Waymo’s robotic car can now take the highway and speed up long trips
When Google becomes self-driving The Bay Area pilot car project began in 2009, with engineers focusing on highways by sending sensor-laden vehicles down Interstate 280, which runs the length of the Silicon Valley peninsula.
More than 15 years later, cars are back on the highway, but this time without a driver. On Tuesday, the venture, now a subsidiary of the Alphabet company we all know as Waymo, announced that its robotaxi service will now run on highways in the San Francisco Bay Area, Los Angeles, and Phoenix.
The new service represents another technological leap for Waymo, whose robotaxis currently serve five US metros: Atlanta, Austin, Los Angeles, Phoenix, and the San Francisco Bay Area. The company says it will launch its services in several other American and international cities next year, including Dallas, Miami, Nashville, Las Vegas, Detroit, and London.
Waymo also announced Wednesday that it will launch pick-up and drop-off services at San Jose Minta International Airport, theoretically allowing travelers to drive autonomously all the way from San Francisco to San Jose — a service area of about 260 square miles. Waymo will offer self-driving taxi service on regional service routes starting in the summer of 2023, but the new freeway service could cut the travel time for a robo-taxi from San Francisco to Mountain View in half, says Naomi Guthrie, a user experience researcher at Waymo.
“Highway driving is one of those things that is very easy to learn but very difficult to master,” Waymo CEO Dmitry Dolgov told reporters last week. Highways are predictable, with (mostly) defined lane markings and lines, and a limited set of vehicles and players (trucks, cars, motorcycles, trailers) that the vehicle software must recognize and predict. But Waymo executives say that despite a year of testing highways only for employees and guests, safety emergencies on highways are relatively rare, so the team hasn’t been able to collect enough real-world data to train its vehicles to operate safely there. The project is further complicated by the fact that highway accidents, at high speeds, obey the laws of physics and are therefore more likely to cause disability or death.
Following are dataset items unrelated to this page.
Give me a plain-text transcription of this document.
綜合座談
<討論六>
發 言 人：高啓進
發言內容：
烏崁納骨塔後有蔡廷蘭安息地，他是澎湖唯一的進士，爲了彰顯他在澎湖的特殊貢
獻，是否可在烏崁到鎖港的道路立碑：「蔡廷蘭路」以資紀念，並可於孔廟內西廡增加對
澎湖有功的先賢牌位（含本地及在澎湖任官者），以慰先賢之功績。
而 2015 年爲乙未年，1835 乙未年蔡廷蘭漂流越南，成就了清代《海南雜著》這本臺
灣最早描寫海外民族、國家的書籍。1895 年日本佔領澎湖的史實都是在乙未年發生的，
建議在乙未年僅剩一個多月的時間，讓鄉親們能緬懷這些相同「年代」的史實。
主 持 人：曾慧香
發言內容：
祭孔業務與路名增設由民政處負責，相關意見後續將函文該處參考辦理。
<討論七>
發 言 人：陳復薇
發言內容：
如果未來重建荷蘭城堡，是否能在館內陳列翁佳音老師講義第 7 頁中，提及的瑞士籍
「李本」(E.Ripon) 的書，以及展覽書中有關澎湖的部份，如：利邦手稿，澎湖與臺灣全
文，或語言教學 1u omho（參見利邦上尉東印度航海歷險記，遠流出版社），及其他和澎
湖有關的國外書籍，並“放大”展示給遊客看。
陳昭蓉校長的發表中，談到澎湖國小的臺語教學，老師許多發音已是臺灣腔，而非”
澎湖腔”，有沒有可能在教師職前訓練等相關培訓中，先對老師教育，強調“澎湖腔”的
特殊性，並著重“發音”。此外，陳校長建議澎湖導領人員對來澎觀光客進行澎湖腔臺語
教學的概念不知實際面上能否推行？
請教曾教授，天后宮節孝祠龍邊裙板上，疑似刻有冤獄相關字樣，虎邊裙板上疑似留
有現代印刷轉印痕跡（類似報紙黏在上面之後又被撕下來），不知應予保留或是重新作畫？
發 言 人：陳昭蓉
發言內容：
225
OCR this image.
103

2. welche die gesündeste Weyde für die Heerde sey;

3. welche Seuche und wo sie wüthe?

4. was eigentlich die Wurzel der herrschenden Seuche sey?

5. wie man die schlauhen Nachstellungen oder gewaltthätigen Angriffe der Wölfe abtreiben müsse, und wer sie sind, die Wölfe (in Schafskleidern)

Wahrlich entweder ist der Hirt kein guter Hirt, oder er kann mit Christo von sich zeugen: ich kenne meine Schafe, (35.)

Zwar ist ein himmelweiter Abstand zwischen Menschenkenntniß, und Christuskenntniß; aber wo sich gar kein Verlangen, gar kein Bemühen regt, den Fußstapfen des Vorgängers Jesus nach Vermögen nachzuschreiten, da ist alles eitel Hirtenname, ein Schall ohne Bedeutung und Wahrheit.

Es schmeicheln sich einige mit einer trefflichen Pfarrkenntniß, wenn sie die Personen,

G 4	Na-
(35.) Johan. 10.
To prepare for the highways, Waymo executives say, engineers supplemented real-world driving and training data with data collected on private, closed courses and data generated in simulations. Having two on-board computers helps make the system “redundant,” meaning the cars have a backup computer in case something goes wrong. These vehicles are trained to exit highways in emergency situations, but they can. Waymo executives also say they will work with law enforcement and emergency responders, including the Highway Patrol, to develop procedures for vehicles and passengers stuck on highway shoulders, which kill hundreds of Americans every year.